Um relatório da Agência Internacional de Energia (IEA) afirma que a inteligência artificial (IA) pode ajudar a reduzir as emissões de gases de efeito estufa no futuro. No entanto, atualmente, a demanda por energia gerada por data centers está aumentando, o que gera preocupações ambientais. Esses centros, que funcionam 24 horas por dia, são principalmente alimentados por gás natural, resultando em grandes emissões. Para atender a essa demanda crescente, estão sendo propostas novas usinas a gás e a conversão de usinas de carvão desativadas.
Embora existam fontes de energia mais limpas, como energia solar e nuclear, sua implementação pode ser mais cara e demorada. A ideia de que é aceitável usar combustíveis fósseis agora, com a promessa de que a IA resolverá os problemas no futuro, é comparável a promessas de créditos de carbono que muitas vezes não cumprem o que prometem. O relatório também menciona que a IA já está sendo usada para melhorar a eficiência em indústrias e detectar vazamentos de metano. Mesmo sem grandes inovações, a adoção da IA poderia reduzir as emissões em até 1,4 bilhão de toneladas até 2035, mas isso depende de avanços tecnológicos e incentivos que ainda não estão garantidos. Com as emissões aumentando e os riscos climáticos crescendo, é urgente que as empresas adotem soluções mais sustentáveis para evitar um aumento ainda maior nas emissões.

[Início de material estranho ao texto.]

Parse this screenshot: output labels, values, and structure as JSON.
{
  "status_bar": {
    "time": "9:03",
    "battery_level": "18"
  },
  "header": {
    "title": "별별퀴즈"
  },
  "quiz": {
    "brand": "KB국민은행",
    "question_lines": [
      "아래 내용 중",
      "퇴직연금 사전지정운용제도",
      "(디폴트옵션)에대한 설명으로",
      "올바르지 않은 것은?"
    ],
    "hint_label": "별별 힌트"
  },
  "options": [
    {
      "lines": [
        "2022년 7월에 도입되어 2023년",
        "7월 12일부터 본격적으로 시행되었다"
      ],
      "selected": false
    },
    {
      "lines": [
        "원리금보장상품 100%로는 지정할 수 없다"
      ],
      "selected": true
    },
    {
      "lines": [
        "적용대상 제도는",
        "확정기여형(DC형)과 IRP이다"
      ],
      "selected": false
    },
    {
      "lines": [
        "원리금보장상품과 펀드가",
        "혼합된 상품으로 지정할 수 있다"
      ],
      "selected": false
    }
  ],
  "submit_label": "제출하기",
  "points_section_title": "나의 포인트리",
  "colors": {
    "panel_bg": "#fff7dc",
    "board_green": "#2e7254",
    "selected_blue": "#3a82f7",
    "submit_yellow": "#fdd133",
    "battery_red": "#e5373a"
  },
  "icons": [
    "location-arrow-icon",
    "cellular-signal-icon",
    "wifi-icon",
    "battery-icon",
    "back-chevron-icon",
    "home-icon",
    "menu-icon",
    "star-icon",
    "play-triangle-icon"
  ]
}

Um relatório recente da Agência Internacional de Energia (IEA) indica que a inteligência artificial (IA) pode, no futuro, contribuir para a redução das emissões de gases de efeito estufa. Contudo, atualmente, a demanda por energia gerada por data centers está em ascensão, o que levanta preocupações sobre o impacto ambiental. O CEO da OpenAI, Sam Altman, mencionou que a IA pode trazer “triunfos impressionantes”, como a solução para questões climáticas, mas a realidade é que esses centros de dados, que operam continuamente, são majoritariamente alimentados por turbinas a gás natural, gerando emissões significativas.
A crescente necessidade de eletricidade levou desenvolvedores a propor a construção de novas usinas a gás e a conversão de usinas de carvão desativadas para atender a essa demanda. Apesar de existirem alternativas mais limpas, como energia geotérmica, nuclear, hidrelétrica e solar, a implementação dessas soluções pode ser mais cara e demorada. A ideia de que é aceitável continuar utilizando combustíveis fósseis hoje, com a promessa de que a IA resolverá os problemas no futuro, é comparável à promessa de créditos de carbono, que muitas vezes não cumprem suas promessas de redução de emissões.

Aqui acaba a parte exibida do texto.